Let us take a quick look at the different types of futures contracts available in India. Remember, these futures options are different from options because an option is a right to the buyer without an obligation; and an obligation to the seller without the right. For now, let us stick to futures.
As the name suggests, the future is a contract that pertains to the future. In finance parlance, futures are a contract that is legal and standardized. It is an agreement to buy or sell an underlying asset at a predetermined price at a specified time in the future. Normally, this deal is between two parties not known to each other. Futures are different from forwards in the sense that forwards are customized OTC products but futures are standardized exchange-traded products.

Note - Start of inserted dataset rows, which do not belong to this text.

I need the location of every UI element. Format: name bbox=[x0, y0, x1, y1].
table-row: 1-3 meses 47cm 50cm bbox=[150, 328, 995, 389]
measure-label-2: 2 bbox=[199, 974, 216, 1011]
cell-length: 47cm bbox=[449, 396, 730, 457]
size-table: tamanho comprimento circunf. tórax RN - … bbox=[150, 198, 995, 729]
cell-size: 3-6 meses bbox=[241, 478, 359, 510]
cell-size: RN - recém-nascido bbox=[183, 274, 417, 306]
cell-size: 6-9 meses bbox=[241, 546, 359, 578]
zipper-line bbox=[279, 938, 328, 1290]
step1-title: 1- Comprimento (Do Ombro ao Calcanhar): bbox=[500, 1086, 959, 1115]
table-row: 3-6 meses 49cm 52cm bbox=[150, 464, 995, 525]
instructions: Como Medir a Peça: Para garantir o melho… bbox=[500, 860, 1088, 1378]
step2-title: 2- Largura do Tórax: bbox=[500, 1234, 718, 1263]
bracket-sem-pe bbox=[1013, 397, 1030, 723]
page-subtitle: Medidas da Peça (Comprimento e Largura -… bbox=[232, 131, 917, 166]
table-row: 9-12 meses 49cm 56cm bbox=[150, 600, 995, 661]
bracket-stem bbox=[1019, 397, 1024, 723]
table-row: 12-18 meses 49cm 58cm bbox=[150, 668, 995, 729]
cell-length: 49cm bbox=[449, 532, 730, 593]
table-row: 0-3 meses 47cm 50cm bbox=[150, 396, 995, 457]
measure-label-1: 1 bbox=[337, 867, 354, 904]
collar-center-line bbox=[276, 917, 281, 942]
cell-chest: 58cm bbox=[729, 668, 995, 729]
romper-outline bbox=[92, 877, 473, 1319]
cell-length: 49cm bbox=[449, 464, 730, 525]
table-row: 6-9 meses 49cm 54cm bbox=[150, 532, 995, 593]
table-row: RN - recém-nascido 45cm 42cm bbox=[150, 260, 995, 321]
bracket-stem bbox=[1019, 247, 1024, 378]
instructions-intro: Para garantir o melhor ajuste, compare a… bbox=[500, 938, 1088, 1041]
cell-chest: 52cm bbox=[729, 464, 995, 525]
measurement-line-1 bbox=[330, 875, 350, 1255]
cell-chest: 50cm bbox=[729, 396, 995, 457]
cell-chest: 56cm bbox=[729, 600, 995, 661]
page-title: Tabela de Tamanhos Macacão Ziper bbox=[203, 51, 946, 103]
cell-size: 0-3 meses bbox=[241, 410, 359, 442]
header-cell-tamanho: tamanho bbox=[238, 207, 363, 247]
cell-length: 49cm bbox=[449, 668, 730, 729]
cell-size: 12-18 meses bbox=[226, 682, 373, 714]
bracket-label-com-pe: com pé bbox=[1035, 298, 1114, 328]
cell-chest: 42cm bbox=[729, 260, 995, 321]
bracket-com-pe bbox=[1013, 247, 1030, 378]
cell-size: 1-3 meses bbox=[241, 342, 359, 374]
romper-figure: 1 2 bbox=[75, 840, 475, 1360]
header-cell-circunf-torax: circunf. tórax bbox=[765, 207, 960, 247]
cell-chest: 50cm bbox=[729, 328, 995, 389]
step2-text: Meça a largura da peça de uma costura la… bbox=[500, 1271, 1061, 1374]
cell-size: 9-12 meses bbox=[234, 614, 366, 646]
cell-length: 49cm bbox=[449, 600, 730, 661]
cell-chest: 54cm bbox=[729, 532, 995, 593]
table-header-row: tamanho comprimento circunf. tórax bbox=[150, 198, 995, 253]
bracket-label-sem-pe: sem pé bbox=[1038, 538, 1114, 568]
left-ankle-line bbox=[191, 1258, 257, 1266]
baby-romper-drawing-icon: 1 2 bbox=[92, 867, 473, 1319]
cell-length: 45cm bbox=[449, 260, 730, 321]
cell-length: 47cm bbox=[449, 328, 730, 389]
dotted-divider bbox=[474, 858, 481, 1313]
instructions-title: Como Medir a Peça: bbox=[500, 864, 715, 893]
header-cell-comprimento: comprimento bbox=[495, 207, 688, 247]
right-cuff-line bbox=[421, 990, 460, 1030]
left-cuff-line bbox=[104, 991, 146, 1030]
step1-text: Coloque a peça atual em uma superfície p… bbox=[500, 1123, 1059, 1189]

On NSE and BSE, all futures contracts have the counter-guarantee of the clearing corporation.
In the world of finance, a derivative is a contract that derives its value from the performance of an underlying asset. In short, that is how the word derivative comes as it derives value from an underlying. This underlying can be an asset, index, or interest rate, and is often simply called the “underlying”.
Derivatives contracts are typical of four categories viz. forwards, futures, options, and swaps. These four products combined are called derivatives.

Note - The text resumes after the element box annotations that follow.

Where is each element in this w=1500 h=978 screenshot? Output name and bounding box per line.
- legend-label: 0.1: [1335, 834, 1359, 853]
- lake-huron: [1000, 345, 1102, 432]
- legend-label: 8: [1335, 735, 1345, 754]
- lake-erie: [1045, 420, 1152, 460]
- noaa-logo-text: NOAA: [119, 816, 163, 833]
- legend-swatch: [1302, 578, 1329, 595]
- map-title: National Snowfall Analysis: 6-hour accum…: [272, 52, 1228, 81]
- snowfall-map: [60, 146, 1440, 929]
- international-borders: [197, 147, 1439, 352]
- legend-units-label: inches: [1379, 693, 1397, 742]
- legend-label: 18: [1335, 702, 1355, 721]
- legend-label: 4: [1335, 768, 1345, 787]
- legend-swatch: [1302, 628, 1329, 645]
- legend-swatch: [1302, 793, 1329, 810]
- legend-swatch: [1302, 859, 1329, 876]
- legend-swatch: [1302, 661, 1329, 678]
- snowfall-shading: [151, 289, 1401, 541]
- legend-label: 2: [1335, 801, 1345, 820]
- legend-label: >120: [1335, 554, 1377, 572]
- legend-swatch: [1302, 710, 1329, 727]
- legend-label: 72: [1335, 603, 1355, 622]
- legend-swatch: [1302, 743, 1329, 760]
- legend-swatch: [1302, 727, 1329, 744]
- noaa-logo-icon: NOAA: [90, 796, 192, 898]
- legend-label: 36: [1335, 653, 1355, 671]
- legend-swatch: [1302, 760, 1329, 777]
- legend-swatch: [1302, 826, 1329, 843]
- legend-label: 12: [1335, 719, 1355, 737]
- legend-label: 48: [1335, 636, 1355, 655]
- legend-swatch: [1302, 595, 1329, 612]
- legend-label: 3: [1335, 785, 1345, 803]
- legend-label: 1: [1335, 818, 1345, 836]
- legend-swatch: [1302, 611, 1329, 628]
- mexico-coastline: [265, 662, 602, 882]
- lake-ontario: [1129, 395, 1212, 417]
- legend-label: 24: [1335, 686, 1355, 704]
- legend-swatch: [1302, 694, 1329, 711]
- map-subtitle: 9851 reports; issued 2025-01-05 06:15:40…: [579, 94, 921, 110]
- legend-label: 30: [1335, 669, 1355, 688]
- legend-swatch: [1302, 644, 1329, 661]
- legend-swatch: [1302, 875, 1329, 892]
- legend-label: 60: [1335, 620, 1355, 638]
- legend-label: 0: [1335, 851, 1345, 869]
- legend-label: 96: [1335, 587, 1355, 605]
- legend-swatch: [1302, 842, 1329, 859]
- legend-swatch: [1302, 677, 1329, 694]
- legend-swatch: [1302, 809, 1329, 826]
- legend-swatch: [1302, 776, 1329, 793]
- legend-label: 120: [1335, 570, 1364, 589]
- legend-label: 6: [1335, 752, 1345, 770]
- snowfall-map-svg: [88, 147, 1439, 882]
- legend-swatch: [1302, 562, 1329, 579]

A lot is the minimum size you can trade in futures and options. These lot sizes are defined by the stock exchange from time to time and the average lot size today is between Rs.7 lakhs and Rs.10 lakhs.
The order placed by the futures buyer and seller are matched by the exchange platform using best effort basis. Futures trading works just like equity trading.
Futures are settled on the day of expiry which is the last Thursday of the month. On this day all futures contracts are closed and profits / losses are debited or credited as the case may be.